ROANOKE TIMES

                         Roanoke Times
                 Copyright (c) 1995, Landmark Communications, Inc.

DATE: THURSDAY, February 4, 1993                   TAG: 9302040390
SECTION: EDITORIAL                    PAGE: A9   EDITION: METRO 
SOURCE: GEORGE STEVENS JR.
DATELINE:                                 LENGTH: Medium


CIVIL RIGHTS WAS WORTH A LIFE

I MET Thurgood Marshall for the first time on March 22, 1991, at the Kennedy Center premiere of "Separate But Equal," a film dramatizing Brown vs. Board of Education, the Supreme Court case that outlawed segregation of schools by race.

I had tried to arrange meetings with Justice Marshall during the preceding three years when I was working on this film, in which he was the central figure. Despite intervention by friends, he chose to keep his distance.

We were therefore surprised when his secretary called to accept the invitation to the screening, announcing that the justice would be accompanied by his wife, his two sons and his law clerks. That afternoon, the anxiety a film-maker feels before the first showing of a film escalated to a mild form of panic with the realization that Marshall and many of his Legal Defense Fund colleagues who worked on the Brown case in the early '50s would be reacting to actors living their lives on the screen and appraising the film for accuracy. In Marshall's case, the actor was Sidney Poitier, who, bearing little resemblance to him, had set out to capture and reveal his "inner spirit and courage."

The historian Edmund Morris sat directly behind Marshall and his wife, Cissie, during the three-hour screening. Morris wrote to me the next day, saying, "My privilege was more exclusive than most, because I happened to be sitting behind Justice Marshall, and thus had the poignant experience of seeing that great drama on screen playing over and around his dark old head."

The audience gathered for supper in the Kennedy Center Atrium. I was cheered by word that Sandra Day O'Connor announced to the press that she "thought it was a wonderful film." But no word from Marshall. Then I was summoned. He was seated, surrounded by well-wishers, through whom I made my way. He turned to me, his voice rising in pitch. "What's that about booze? And poker games?" He was referring to a scene early in the film where Marshall joins the Legal Defense Fund lawyers in a late-night office poker game.
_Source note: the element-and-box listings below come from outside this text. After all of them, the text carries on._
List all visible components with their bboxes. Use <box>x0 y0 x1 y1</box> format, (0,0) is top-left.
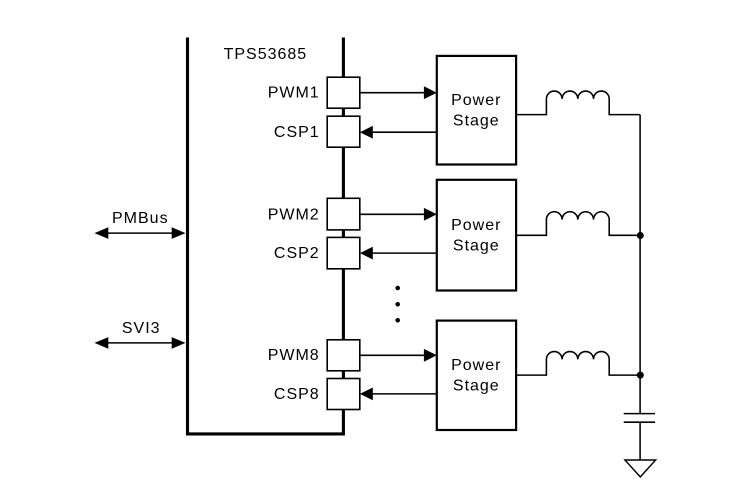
svg-text:CSP1: CSP1 <box>274 124 320 141</box>
svg-text:Stage: Stage <box>453 237 500 254</box>
svg-text:CSP8: CSP8 <box>274 386 320 403</box>
svg-text:PMBus: PMBus <box>112 210 169 227</box>
svg-text:CSP2: CSP2 <box>274 245 320 262</box>
svg-text:Stage: Stage <box>453 377 500 394</box>
svg-text:Power: Power <box>451 92 501 109</box>
svg-text:PWM2: PWM2 <box>268 206 320 223</box>
svg-text:Power: Power <box>451 357 501 374</box>
svg-text:PWM1: PWM1 <box>268 85 320 102</box>
svg-text:SVI3: SVI3 <box>122 320 161 337</box>
svg-text:TPS53685: TPS53685 <box>224 46 308 63</box>
svg-text:Stage: Stage <box>453 112 500 129</box>
svg-text:Power: Power <box>451 217 501 234</box>
svg-text:PWM8: PWM8 <box>268 347 320 364</box>
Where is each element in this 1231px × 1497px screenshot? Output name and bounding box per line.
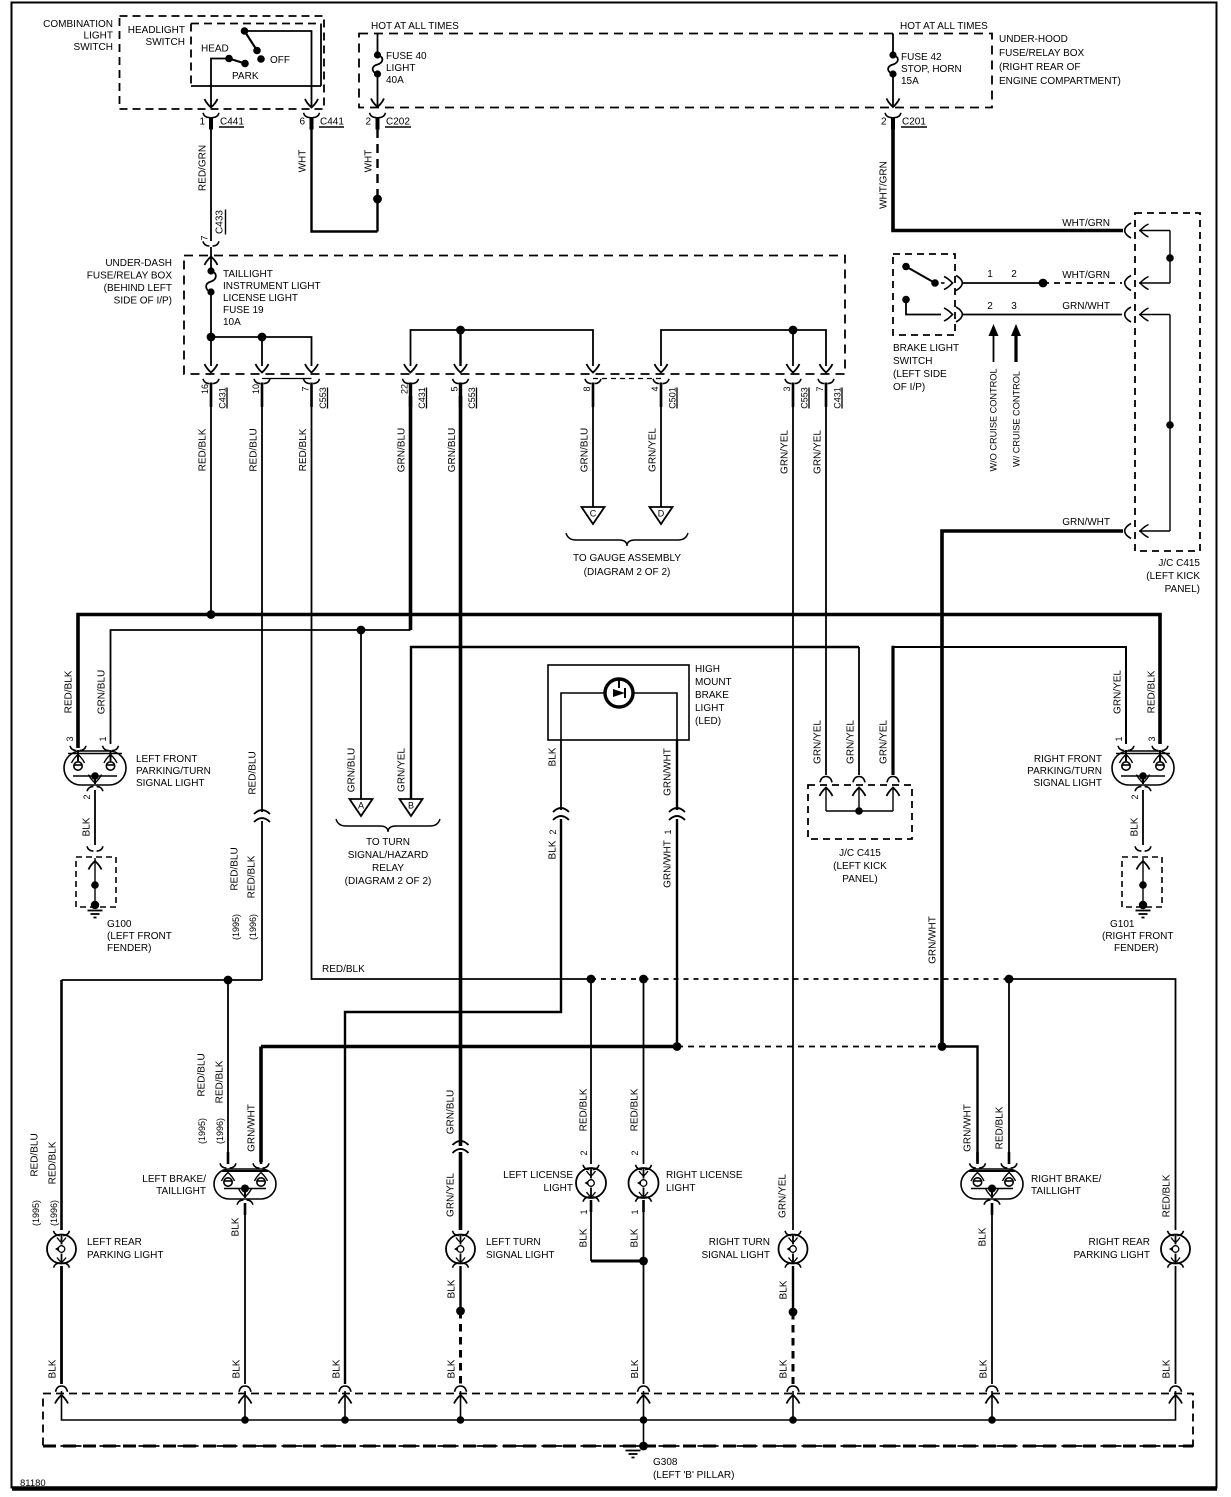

"Mr. Justice," I said, "your associates I interviewed said you used to love your poker games and whiskey."

"Not in the office," he thundered. But this was followed by a smile, so I decided, even though my research was solid, "to leave it lay where Jesus flung it" - a useful maxim that also came from the research.

Someone asked the justice how he liked Poitier's portrayal. "Sidney was better than I was in the court," he said. "But he got paid more than I did."

Marshall's friends were pleased that he had lived to see his story told. A reporter called his chambers the next day and was told, "I thought it was a great movie. That's the end of the story." His office requested a video copy of "Separate But Equal," and we were cheered by a report that the justice was seen in his chambers huddled over a video recorder making contraband copies for his friends.

When the going got tough at the Legal Defense Fund, Thurgood Marshall used to bolster his lawyers by saying that the struggle for civil rights "was worth a life." Last week, while mourning Thurgood Marshall's death, we celebrated a life of public service devoted to equal rights for all Americans.

Ours is a far better country for his having been part of it, and because he believed that civil rights was worth a life.